Super-human toasters! Cell-phone scales! Chameleon cars! This and more graced the floors of the RCA's 2008 show (June 21 - July 5). Core-o-spondent, Victoria Kirk, sent us a bunch of snaps from the Design Interactions exhibition. Click through to see evidence of what these UK creatives are up to....
Above: More than your ordinary bathroom obeject, this scale by Alice Wang sends an SMS to a friend or diet buddy, who decides if it's a good idea to tell you the news. See our post about it here.
"Animal Superpowers", by Chris Woebken & Kenichi Okada. This apparatus allows you to feel like an ant by magnifying your vision 50x through microscope antennas in your hand. You can perceive all the tiny cracks and details of a surface through this. It allows you to 'see' through your hands and to dive into a secret and hidden world. See the video here.
Benjamin Males explores the use of military technology in conventional settings by creating a racial profiler out of a standard CCTV camera and basic code. This addresses a particularly live issue in London, where CCTVs lurk in every corner.
This "bird device", by Chris Woebken & Kenichi Okada, uses a GPS system and vibrates when one is oriented in a certain direction, (i.e., towards an ice cream shop, home, or a pet). The device approximates birds' detection of geomagnetic fields to find their way south in the winter and north in the spring.

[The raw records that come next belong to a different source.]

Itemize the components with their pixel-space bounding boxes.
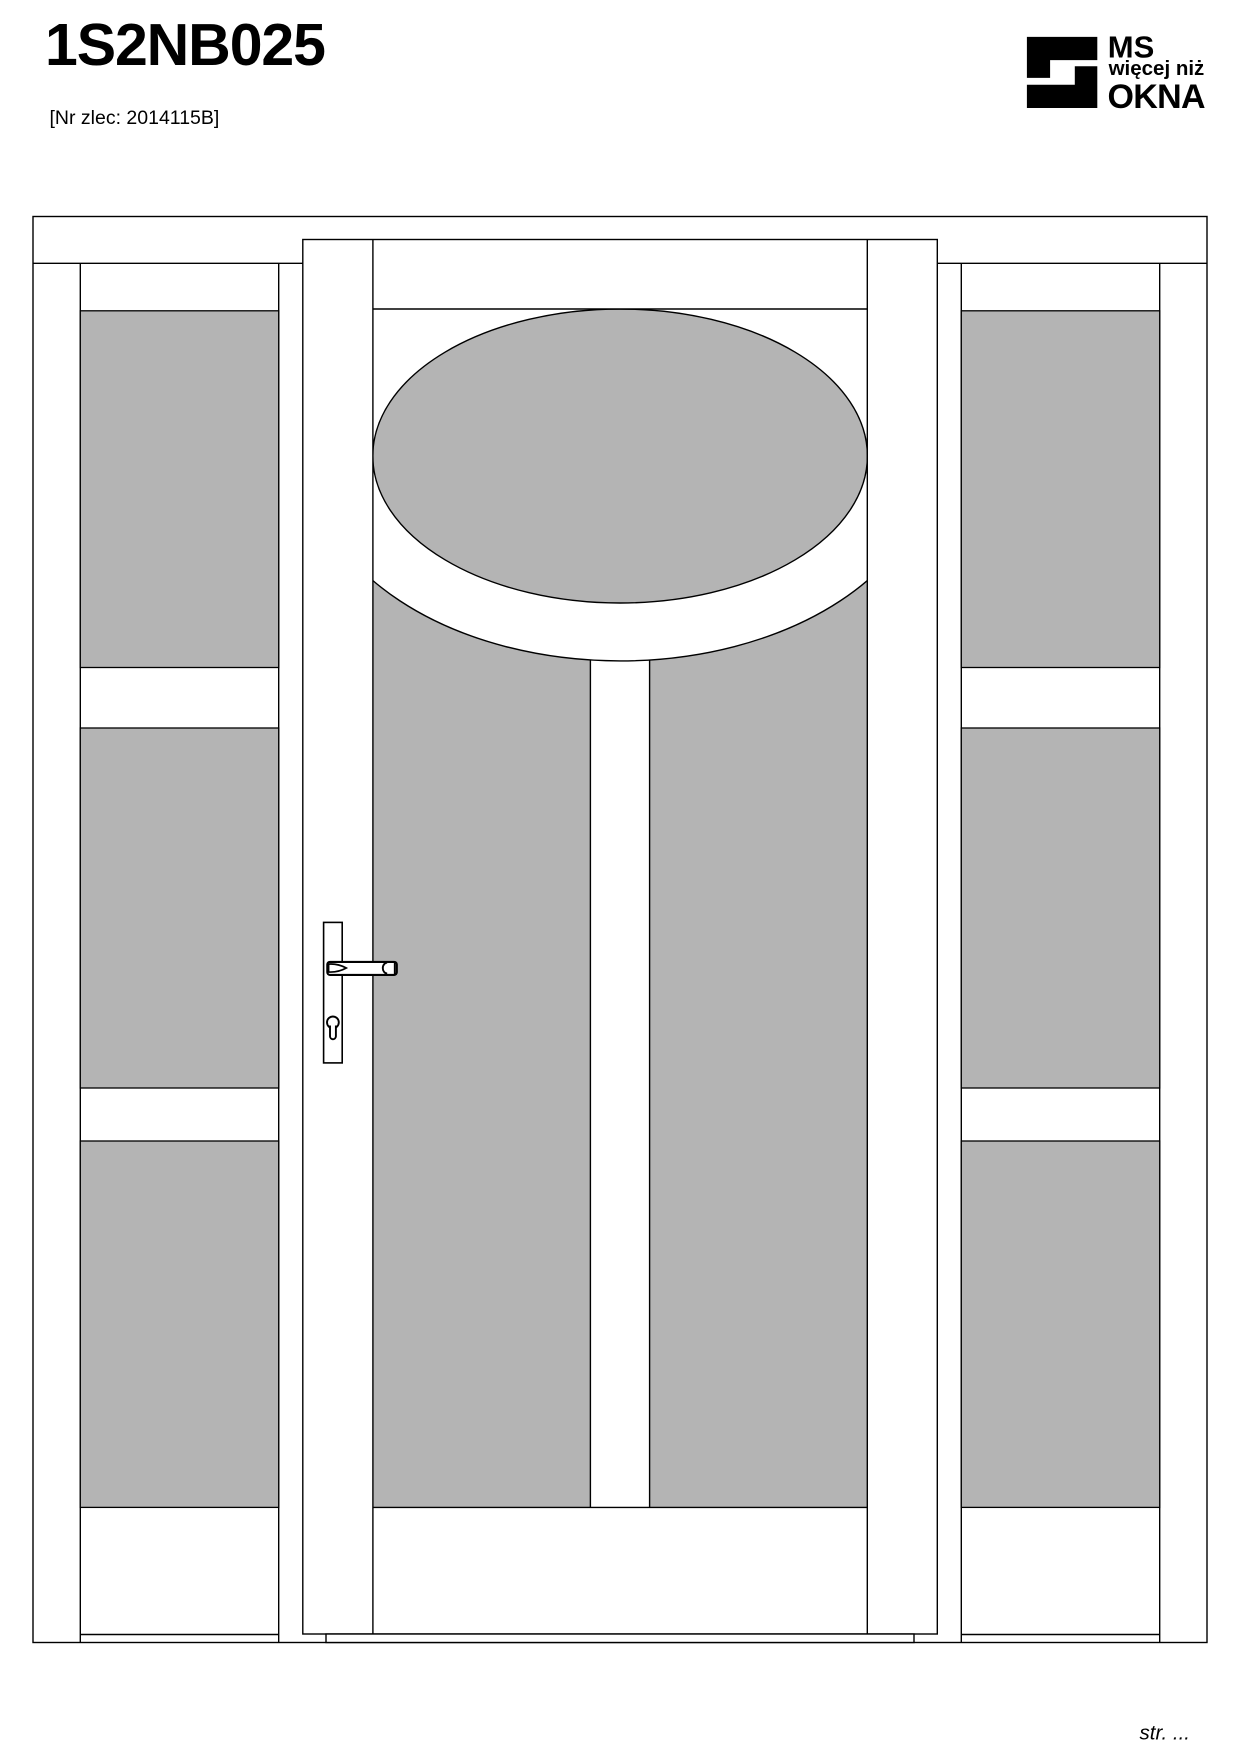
svg-text:str. ...: str. ... (1140, 1722, 1191, 1745)
svg-text:1S2NB025: 1S2NB025 (45, 12, 325, 78)
svg-text:OKNA: OKNA (1108, 78, 1205, 116)
svg-text:więcej niż: więcej niż (1108, 57, 1205, 80)
svg-text:[Nr zlec: 2014115B]: [Nr zlec: 2014115B] (50, 107, 220, 129)
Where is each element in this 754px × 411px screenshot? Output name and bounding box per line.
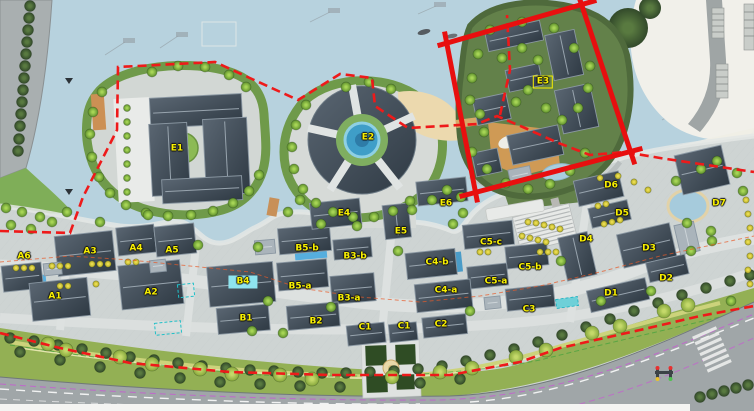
site-plan-canvas	[0, 0, 754, 411]
site-plan-map: E1E2E3E4E5E6A6A3A4A5A1A2B5-bB3-bB4B5-aB3…	[0, 0, 754, 411]
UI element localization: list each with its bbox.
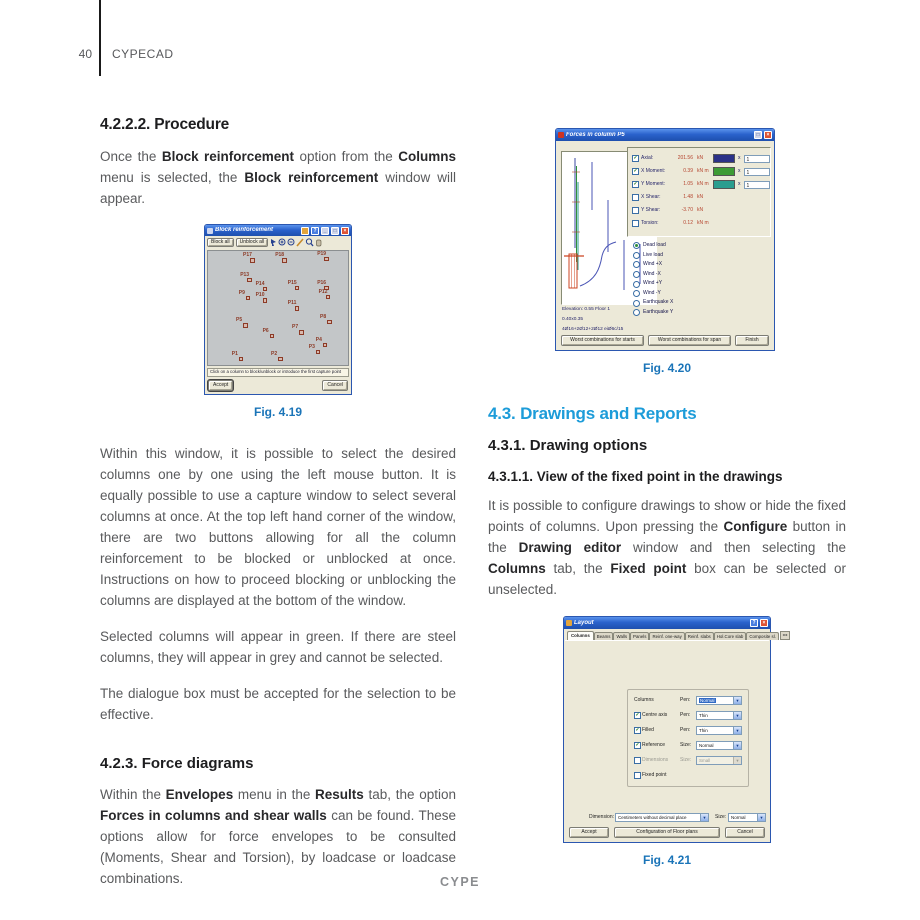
factor-input[interactable]: 1	[744, 155, 770, 163]
loadcase-option[interactable]: Dead load	[633, 241, 673, 251]
radio-button[interactable]	[633, 281, 640, 288]
maximize-button[interactable]: □	[754, 131, 762, 139]
window-body: ColumnsPen:Normal▼✓Centre axisPen:Thin▼✓…	[565, 640, 769, 841]
window-icon	[207, 228, 213, 234]
heading-fixed-point: 4.3.1.1. View of the fixed point in the …	[488, 468, 846, 485]
color-swatch[interactable]	[713, 167, 735, 176]
heading-force-diagrams: 4.2.3. Force diagrams	[100, 755, 456, 773]
checkbox[interactable]	[632, 207, 639, 214]
tab-strip: ColumnsBeamsWallsPanelsReinf. one-wayRei…	[565, 629, 769, 640]
column-point-p18[interactable]: P18	[275, 253, 284, 258]
select-value: Small	[699, 758, 710, 763]
option-label: Reference	[642, 743, 665, 749]
radio-button[interactable]	[633, 309, 640, 316]
loadcase-label: Wind -Y	[643, 291, 661, 297]
loadcase-label: Earthquake Y	[643, 310, 673, 316]
loadcase-list: Dead loadLive loadWind +XWind -XWind +YW…	[633, 241, 673, 318]
column-marker	[270, 334, 275, 339]
option-label: Dimensions	[642, 758, 668, 764]
option-select[interactable]: Small▼	[696, 756, 742, 765]
force-unit: kN	[697, 208, 711, 214]
window-title: Forces in column P5	[566, 132, 752, 139]
size-select[interactable]: Normal▼	[728, 813, 766, 822]
column-marker	[263, 287, 268, 292]
paragraph: The dialogue box must be accepted for th…	[100, 683, 456, 725]
dialog-buttons: Accept Cancel	[205, 378, 351, 394]
option-select[interactable]: Normal▼	[696, 696, 742, 705]
figure-caption: Fig. 4.20	[488, 358, 846, 379]
window-titlebar: Forces in column P5 □ ×	[556, 129, 774, 141]
checkbox[interactable]	[634, 757, 641, 764]
tab-reinf-one-way[interactable]: Reinf. one-way	[649, 632, 684, 640]
option-label: Fixed point	[642, 773, 666, 779]
force-label: Y Shear:	[641, 208, 671, 214]
force-unit: kN	[697, 195, 711, 201]
info-line: 4Ø16+2Ø12+2Ø12 eiØ6c/15	[562, 325, 623, 335]
loadcase-option[interactable]: Earthquake Y	[633, 308, 673, 318]
figure-4-19: Block reinforcement ? _ □ × Block all Un…	[100, 224, 456, 423]
forces-in-column-window: Forces in column P5 □ ×	[555, 128, 775, 351]
param-label: Size:	[680, 743, 691, 749]
option-row: Fixed point	[634, 771, 748, 786]
radio-button[interactable]	[633, 242, 640, 249]
dimension-label: Dimension:	[589, 815, 614, 821]
param-label: Pen:	[680, 728, 690, 734]
force-value: 0.39	[673, 169, 693, 175]
capture-icon[interactable]	[301, 227, 309, 235]
window-body: ✓Axial:201.56kNx1✓X Moment:0.39kN mx1✓Y …	[557, 141, 773, 349]
unblock-all-button[interactable]: Unblock all	[236, 238, 268, 248]
size-label: Size:	[715, 815, 726, 821]
loadcase-label: Live load	[643, 253, 663, 259]
header-divider	[99, 0, 101, 76]
minimize-button[interactable]: _	[321, 227, 329, 235]
close-button[interactable]: ×	[341, 227, 349, 235]
checkbox[interactable]	[632, 220, 639, 227]
heading-drawings-reports: 4.3. Drawings and Reports	[488, 405, 846, 423]
window-title: Layout	[574, 620, 748, 627]
cancel-button[interactable]: Cancel	[725, 827, 765, 838]
paragraph: Within this window, it is possible to se…	[100, 443, 456, 611]
force-row: ✓X Moment:0.39kN mx1	[632, 165, 770, 178]
figure-caption: Fig. 4.19	[100, 402, 456, 423]
heading-drawing-options: 4.3.1. Drawing options	[488, 437, 846, 455]
column-marker	[282, 258, 287, 263]
tab-walls[interactable]: Walls	[613, 632, 630, 640]
column-marker	[327, 320, 332, 325]
paragraph: It is possible to configure drawings to …	[488, 495, 846, 600]
force-value: 201.56	[673, 156, 693, 162]
tab-panels[interactable]: Panels	[630, 632, 649, 640]
worst-combinations-span-button[interactable]: Worst combinations for span	[648, 335, 731, 346]
option-row: ✓ReferenceSize:Normal▼	[634, 741, 748, 756]
param-label: Pen:	[680, 698, 690, 704]
loadcase-label: Wind +Y	[643, 281, 662, 287]
heading-procedure: 4.2.2.2. Procedure	[100, 116, 456, 134]
loadcase-label: Dead load	[643, 243, 666, 249]
loadcase-option[interactable]: Wind +Y	[633, 279, 673, 289]
column-marker	[278, 357, 283, 362]
option-label: Filled	[642, 728, 654, 734]
loadcase-option[interactable]: Live load	[633, 251, 673, 261]
checkbox[interactable]	[632, 194, 639, 201]
column-plan-canvas[interactable]: P17P18P19P13P14P15P16P9P10P12P11P5P8P7P6…	[207, 250, 349, 367]
column-marker	[326, 295, 331, 300]
option-select[interactable]: Thin▼	[696, 711, 742, 720]
status-bar: Click on a column to block/unblock or in…	[207, 368, 349, 377]
color-swatch[interactable]	[713, 180, 735, 189]
column-point-p5[interactable]: P5	[236, 318, 242, 323]
column-point-p19[interactable]: P19	[317, 252, 326, 257]
checkbox[interactable]: ✓	[632, 168, 639, 175]
close-button[interactable]: ×	[760, 619, 768, 627]
tab-columns[interactable]: Columns	[567, 631, 594, 640]
column-marker	[324, 257, 329, 262]
checkbox[interactable]: ✓	[632, 181, 639, 188]
option-select[interactable]: Thin▼	[696, 726, 742, 735]
paragraph: Within the Envelopes menu in the Results…	[100, 784, 456, 889]
figure-caption: Fig. 4.21	[488, 850, 846, 871]
column-marker	[295, 306, 300, 311]
option-row: DimensionsSize:Small▼	[634, 756, 748, 771]
column-point-p9[interactable]: P9	[239, 291, 245, 296]
window-icon	[566, 620, 572, 626]
column-marker	[299, 330, 304, 335]
loadcase-label: Earthquake X	[643, 300, 673, 306]
configuration-floor-plans-button[interactable]: Configuration of Floor plans	[614, 827, 720, 838]
checkbox[interactable]: ✓	[634, 742, 641, 749]
layout-window: Layout ? × ColumnsBeamsWallsPanelsReinf.…	[563, 616, 771, 843]
multiply-sign: x	[738, 182, 741, 188]
color-swatch[interactable]	[713, 154, 735, 163]
column-marker	[263, 298, 268, 303]
radio-button[interactable]	[633, 300, 640, 307]
tab-composite-sl-[interactable]: Composite sl.	[746, 632, 779, 640]
force-value: -3.70	[673, 208, 693, 214]
dialog-buttons: Accept Configuration of Floor plans Canc…	[569, 827, 765, 838]
force-label: Axial:	[641, 156, 671, 162]
option-label: Columns	[634, 698, 654, 704]
force-unit: kN m	[697, 182, 711, 188]
chevron-down-icon: ▼	[733, 697, 741, 704]
column-point-p6[interactable]: P6	[263, 329, 269, 334]
document-page: 40 CYPECAD 4.2.2.2. Procedure Once the B…	[0, 0, 920, 920]
force-label: Torsion:	[641, 221, 671, 227]
finish-button[interactable]: Finish	[735, 335, 769, 346]
param-label: Pen:	[680, 713, 690, 719]
accept-button[interactable]: Accept	[208, 380, 233, 391]
column-point-p17[interactable]: P17	[243, 253, 252, 258]
force-row: X Shear:1.48kN	[632, 191, 770, 204]
chevron-down-icon: ▼	[733, 727, 741, 734]
column-point-p3[interactable]: P3	[309, 345, 315, 350]
column-marker	[246, 296, 251, 301]
select-value: Normal	[699, 743, 714, 748]
page-number: 40	[68, 47, 92, 61]
column-point-p10[interactable]: P10	[256, 293, 265, 298]
tab-reinf-slabs[interactable]: Reinf. slabs	[685, 632, 714, 640]
column-point-p4[interactable]: P4	[316, 338, 322, 343]
window-titlebar: Block reinforcement ? _ □ ×	[205, 225, 351, 236]
loadcase-option[interactable]: Wind +X	[633, 260, 673, 270]
window-titlebar: Layout ? ×	[564, 617, 770, 629]
left-column: 4.2.2.2. Procedure Once the Block reinfo…	[100, 116, 456, 904]
force-row: ✓Axial:201.56kNx1	[632, 152, 770, 165]
multiply-sign: x	[738, 156, 741, 162]
loadcase-option[interactable]: Wind -X	[633, 270, 673, 280]
option-row: ColumnsPen:Normal▼	[634, 696, 748, 711]
multiply-sign: x	[738, 169, 741, 175]
info-line: Elevation: 0.55 Floor 1	[562, 305, 623, 315]
chevron-down-icon: ▼	[700, 814, 708, 821]
column-marker	[247, 278, 252, 283]
column-point-p16[interactable]: P16	[317, 281, 326, 286]
column-marker	[239, 357, 244, 362]
dimension-select[interactable]: Centimeters without decimal place▼	[615, 813, 709, 822]
column-marker	[323, 343, 328, 348]
option-row: ✓FilledPen:Thin▼	[634, 726, 748, 741]
force-label: Y Moment:	[641, 182, 671, 188]
chevron-down-icon: ▼	[733, 757, 741, 764]
maximize-button[interactable]: □	[331, 227, 339, 235]
right-column: Forces in column P5 □ ×	[488, 128, 846, 871]
force-unit: kN m	[697, 169, 711, 175]
force-value: 1.48	[673, 195, 693, 201]
accept-button[interactable]: Accept	[569, 827, 609, 838]
factor-input[interactable]: 1	[744, 168, 770, 176]
select-value: Thin	[699, 713, 708, 718]
column-info: Elevation: 0.55 Floor 10.40x0.354Ø16+2Ø1…	[562, 305, 623, 335]
radio-button[interactable]	[633, 290, 640, 297]
force-label: X Shear:	[641, 195, 671, 201]
column-point-p15[interactable]: P15	[288, 281, 297, 286]
info-line: 0.40x0.35	[562, 315, 623, 325]
loadcase-option[interactable]: Earthquake X	[633, 299, 673, 309]
select-value: Normal	[699, 698, 716, 703]
force-label: X Moment:	[641, 169, 671, 175]
column-point-p2[interactable]: P2	[271, 352, 277, 357]
help-button[interactable]: ?	[311, 227, 319, 235]
worst-combinations-starts-button[interactable]: Worst combinations for starts	[561, 335, 644, 346]
columns-options-group: ColumnsPen:Normal▼✓Centre axisPen:Thin▼✓…	[627, 689, 749, 787]
column-point-p8[interactable]: P8	[320, 315, 326, 320]
select-value: Thin	[699, 728, 708, 733]
loadcase-label: Wind -X	[643, 272, 661, 278]
chevron-down-icon: ▼	[757, 814, 765, 821]
column-marker	[250, 258, 255, 263]
force-unit: kN m	[697, 221, 711, 227]
tab-scroll-arrows[interactable]: ◂ ▸	[780, 631, 790, 640]
column-point-p7[interactable]: P7	[292, 325, 298, 330]
radio-button[interactable]	[633, 252, 640, 259]
checkbox[interactable]: ✓	[634, 727, 641, 734]
chevron-down-icon: ▼	[733, 742, 741, 749]
paragraph: Once the Block reinforcement option from…	[100, 146, 456, 209]
close-button[interactable]: ×	[764, 131, 772, 139]
cancel-button[interactable]: Cancel	[322, 380, 348, 391]
force-row: Y Shear:-3.70kN	[632, 204, 770, 217]
column-marker	[243, 323, 248, 328]
checkbox[interactable]: ✓	[632, 155, 639, 162]
radio-button[interactable]	[633, 271, 640, 278]
help-button[interactable]: ?	[750, 619, 758, 627]
column-marker	[316, 350, 321, 355]
paragraph: Selected columns will appear in green. I…	[100, 626, 456, 668]
loadcase-option[interactable]: Wind -Y	[633, 289, 673, 299]
tab-beams[interactable]: Beams	[594, 632, 614, 640]
force-row: Torsion:0.12kN m	[632, 217, 770, 230]
column-point-p14[interactable]: P14	[256, 282, 265, 287]
option-row: ✓Centre axisPen:Thin▼	[634, 711, 748, 726]
param-label: Size:	[680, 758, 691, 764]
loadcase-label: Wind +X	[643, 262, 662, 268]
dimension-row: Dimension: Centimeters without decimal p…	[565, 813, 769, 824]
factor-input[interactable]: 1	[744, 181, 770, 189]
dialog-buttons: Worst combinations for starts Worst comb…	[561, 335, 769, 346]
force-value: 1.05	[673, 182, 693, 188]
option-select[interactable]: Normal▼	[696, 741, 742, 750]
radio-button[interactable]	[633, 261, 640, 268]
window-icon	[558, 132, 564, 138]
footer-brand: CYPE	[0, 875, 920, 889]
tab-hol-core-slab[interactable]: Hol.Core slab	[714, 632, 747, 640]
option-label: Centre axis	[642, 713, 667, 719]
force-unit: kN	[697, 156, 711, 162]
block-reinforcement-window: Block reinforcement ? _ □ × Block all Un…	[204, 224, 352, 395]
window-title: Block reinforcement	[215, 227, 299, 234]
toolbar: Block all Unblock all	[205, 236, 351, 249]
column-marker	[295, 286, 300, 291]
column-point-p11[interactable]: P11	[288, 301, 297, 306]
force-value: 0.12	[673, 221, 693, 227]
zoom-tools-icons[interactable]	[270, 238, 322, 247]
block-all-button[interactable]: Block all	[207, 238, 234, 248]
checkbox[interactable]: ✓	[634, 712, 641, 719]
forces-panel: ✓Axial:201.56kNx1✓X Moment:0.39kN mx1✓Y …	[627, 147, 771, 237]
chevron-down-icon: ▼	[733, 712, 741, 719]
column-point-p1[interactable]: P1	[232, 352, 238, 357]
column-point-p13[interactable]: P13	[240, 273, 249, 278]
header-brand: CYPECAD	[112, 47, 174, 61]
column-point-p12[interactable]: P12	[319, 290, 328, 295]
force-row: ✓Y Moment:1.05kN mx1	[632, 178, 770, 191]
checkbox[interactable]	[634, 772, 641, 779]
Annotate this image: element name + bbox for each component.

This chameleon car by Dong Kyu Kim changes its color to suit its owner's fashion and mood. The ultimate accessory.
Above: Dash Macdonald built remote controlled roller skates, strapped them on in public, and allowed the audience to steer him through an obstacle course. Remote control in hand, many of them deliberately guided him into accidents. He has performed and recorded these experiments in London, Japan and Germany.
Staged around a scaled podium and political event paraphernalia, Imagine Being a World Leader, by Dash Macdonald is a curriculum that teaches primary school children leadership and persuasive public speaking skills. The training process becomes a vehicle to address the artifice behind the methods politicians and authority figures use to win over their audiences.
Designing products that amplify the extreme, Freddie Yauner designed the most detailed diary ever. It's got an hour on two pages. Users can document their lives minute by minute, much like bloggers do.
Freddie Yauner's highest popping toaster in the world. Check out more on it here.
The giraffe device by Chris Woebken & Kenichi Okada acts as a child to adult converter by changing one's voice to lower octaves and raising one's perspective by 30cm. Kids can suddenly see on the same level as adults, allowing them to experience a new perspective.
Ivo vos' extreme bread slicer.
Kenichi Okada's 'Wide eyes' project that controls perspectives of space by widening the distance between one's eyes.
Kenichi Okada's Emotoscope allows viewers to see and record memories in analog film, thereby rendering them more precious and valuable.
Marc Owen's Avatar Machine is a system which replicates the aesthetics and visuals of third person gaming, allowing the user to view themselves as a virtual character in real space via a head mounted interface.